Societies also influence thinking about diversity, including not just the representation and presence of diverse people but the inclusion of diverse perspectives, knowledge of different social identity groups, and considerations of social justice (including power, privilege, and oppression). Douglas characterized engineering as a sociotechnical profession, not just a technical profession, involving noncognitive factors, such as motivation and self-regulation, as well as cognitive factors. Educational success often depends on social connections with communities, families, and social groups. (Lack of social capital is also why first-generation college students can face higher
barriers to success, Douglas noted.) These are all factors in the broad ecosystem of engineering education.
The traditional way of doing engineering has been to solve specific problems. This approach to engineering may be why longitudinal studies have found that belief in the importance of engineering’s impact on society gradually diminishes among engineering students.
Some educational programs are countering this approach and trend by focusing on the humanitarian and social justice aspects of engineering. Furthermore, many opportunities for broader access exist, for example through online education and the inclusion of engineering in the Next Generation Science Standards.

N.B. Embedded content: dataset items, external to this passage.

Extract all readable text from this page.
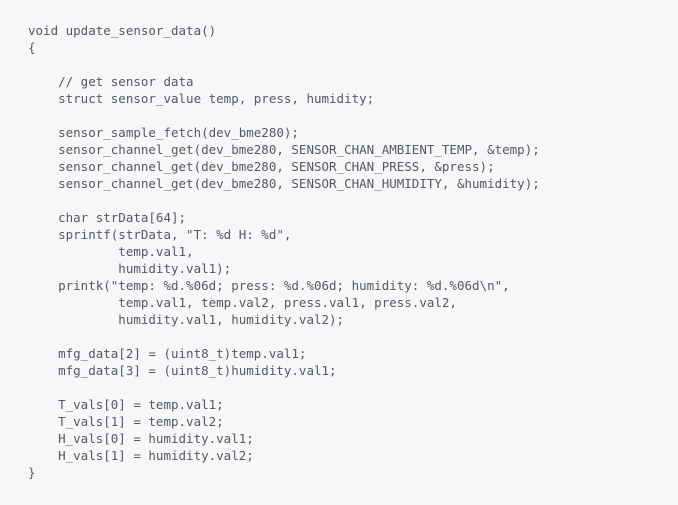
void update_sensor_data()
{
// get sensor data
struct sensor_value temp, press, humidity;
sensor_sample_fetch(dev_bme280);
sensor_channel_get(dev_bme280, SENSOR_CHAN_AMBIENT_TEMP, &temp);
sensor_channel_get(dev_bme280, SENSOR_CHAN_PRESS, &press);
sensor_channel_get(dev_bme280, SENSOR_CHAN_HUMIDITY, &humidity);
char strData[64];
sprintf(strData, "T: %d H: %d",
temp.val1,
humidity.val1);
printk("temp: %d.%06d; press: %d.%06d; humidity: %d.%06d\n",
temp.val1, temp.val2, press.val1, press.val2,
humidity.val1, humidity.val2);
mfg_data[2] = (uint8_t)temp.val1;
mfg_data[3] = (uint8_t)humidity.val1;
T_vals[0] = temp.val1;
T_vals[1] = temp.val2;
H_vals[0] = humidity.val1;
H_vals[1] = humidity.val2;
}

“Again, professional societies are part of [all these opportunities] because you have the ability to impact the field broadly, not just within a single institution or a single classroom,” said Douglas.
A NEW FUNDING MODEL
Scalability cannot be ignored, Douglas said. The traditional funding model has been to support principal investigators in developing innovations for their classrooms. And the traditional dissemination strategy has been to publish in peer-reviewed journals, create websites, and give workshops at meetings such as those of the American Society for Engineering Education.
The new funding model supports large integrated efforts such as NSF’s REvolutionizing engineering and computer science Departments (RED) program and the Improving Undergraduate STEM Education Framework. A new dissemination strategy is to consider models of change and the creation of national cohorts of exemplars. “You don’t start from ‘I want to do this activity,’” said Douglas. “You start from ‘I want to make this cultural change.’ That’s a very different way of thinking.”
A goal of the workshop was to inculcate this different way of thinking, Douglas concluded. “Let’s think about how to not just cross-fertilize but cross-collaborate and create these larger partnerships that can work more broadly and at a larger scale to impact the engineering education field. What we want is broad, radical change in engineering education.”